1
votes

I'm currently working to translate a model from TensorFlow to TensorFlow Lite. I have converted the model from a regular TF 1.x session into a .tflite file by first creating a checkpoint and a saved weightless graph (.pbtxt) and then freezing the model into a .pb with graph weights using the freeze_graph() function, and then finally running the tflite_convert command on my frozen model file. There was no quantization during this process - floats were preserved. After that, I put the model into Android Studio and ran it on my Motorola Moto G7 Power with an Adreno 506 GPU.

There are, however, two major differences between my original model and the one that TF Lite is running. My inference accuracy is lower by roughly 2% on TF Lite (I'm currently looking into this), and GPU compute is much slower than CPU compute on my phone. On computer GPU compute considerably sped up inference speed, however on my phone inference speed on GPU is ~30x slower than CPU.

I have seen that there may be issues with that fact that my phone is currently running Android 9 as it only supports ~30 NNAPI operations but Android 10 supports ~100 (Video : @6:19), but haven't seen anything like that regarding the GPU delegate. My model is just a simple MLP with a hidden layer size of 200, and I can't see its simple operations not being supported and causing CPU-GPU operation switching lag.

My input array is of size [N]x[384] and outputs an array of size [N]x[1], with N being the number of 384-sized inputs I wish to feed in at a given time. N is between 400-800 for all of the input arrays I have fed into it, however I have tried with a larger n to see if perhaps the slowing I noticed was due to the creation of a delegate kernel when the GPU inference was run. For large n, the inference time of GPU approaches that of CPU, making me think that perhaps the GPU delegate is simply falling back on my phone's CPU for its computations.

Here are some examples of CPU/GPU timing compared to the size of n:

N = 500
CPU: 21ms
GPU: 601ms

N = 5,000
CPU: 454ms
GPU: 1004ms

N = 10,000
CPU: 949ms
GPU: 1490ms

Note how the GPU time seems to be a consistent 480ms slower than the CPU time, making me think that the 480ms is spent on the delegate kernel creation, which ends up just running the inference entirely on the CPU.

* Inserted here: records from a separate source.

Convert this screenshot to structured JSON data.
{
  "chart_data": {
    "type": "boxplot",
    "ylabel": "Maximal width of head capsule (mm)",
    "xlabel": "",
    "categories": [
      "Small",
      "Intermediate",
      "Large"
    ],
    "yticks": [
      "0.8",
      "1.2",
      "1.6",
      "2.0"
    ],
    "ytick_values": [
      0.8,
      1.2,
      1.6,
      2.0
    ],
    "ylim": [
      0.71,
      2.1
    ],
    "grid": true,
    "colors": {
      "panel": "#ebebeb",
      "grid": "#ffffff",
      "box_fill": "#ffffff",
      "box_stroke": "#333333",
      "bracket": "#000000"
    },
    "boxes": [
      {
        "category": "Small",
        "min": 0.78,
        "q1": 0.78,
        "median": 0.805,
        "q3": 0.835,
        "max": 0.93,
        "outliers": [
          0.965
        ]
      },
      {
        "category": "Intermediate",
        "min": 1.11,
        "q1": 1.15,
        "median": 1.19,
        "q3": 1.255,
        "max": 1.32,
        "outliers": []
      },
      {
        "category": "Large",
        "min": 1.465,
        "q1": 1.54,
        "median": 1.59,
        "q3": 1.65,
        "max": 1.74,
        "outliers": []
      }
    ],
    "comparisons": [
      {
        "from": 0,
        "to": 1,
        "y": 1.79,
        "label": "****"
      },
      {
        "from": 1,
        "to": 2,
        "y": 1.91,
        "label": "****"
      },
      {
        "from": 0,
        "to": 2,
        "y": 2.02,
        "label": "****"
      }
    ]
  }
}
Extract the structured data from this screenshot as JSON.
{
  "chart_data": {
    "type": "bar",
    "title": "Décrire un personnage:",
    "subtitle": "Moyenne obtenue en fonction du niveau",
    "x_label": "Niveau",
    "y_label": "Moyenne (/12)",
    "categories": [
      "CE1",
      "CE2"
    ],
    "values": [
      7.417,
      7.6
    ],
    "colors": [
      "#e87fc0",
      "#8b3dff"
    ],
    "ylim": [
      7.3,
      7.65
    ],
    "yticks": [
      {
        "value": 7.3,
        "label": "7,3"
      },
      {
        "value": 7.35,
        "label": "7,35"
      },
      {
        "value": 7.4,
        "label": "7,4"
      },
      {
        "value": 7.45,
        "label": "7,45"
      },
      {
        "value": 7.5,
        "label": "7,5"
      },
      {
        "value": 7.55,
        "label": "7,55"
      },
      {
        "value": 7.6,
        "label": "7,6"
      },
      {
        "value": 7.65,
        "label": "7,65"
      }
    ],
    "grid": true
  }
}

I am creating my GPU delegate using this code:

    GpuDelegate delegate = new GpuDelegate();
    Interpreter.Options options = (new Interpreter.Options()).addDelegate(delegate);

And creating and running my interpreter with this code:

    Interpreter tfliteGPU = new Interpreter(loadedFile, options);
    tfliteGPU.run(inputArray, outputArray);

And I am using TF Lite Nightly 0.0.0 for TF Lite GPU and TF Lite Base:

    implementation 'org.tensorflow:tensorflow-lite:0.0.0-nightly'
    implementation 'org.tensorflow:tensorflow-lite-gpu:0.0.0-nightly'

Why might this be happening? Any help is appreciated!

1
I think it should be new Interpreter(loadedFile, options); that costs the processing time. - Wei Liu

1 Answers

0
votes

check your model using benchmark app whether all Ops are running on GPU or not, issue might be model is falling back to CPU and that is costing to processing time.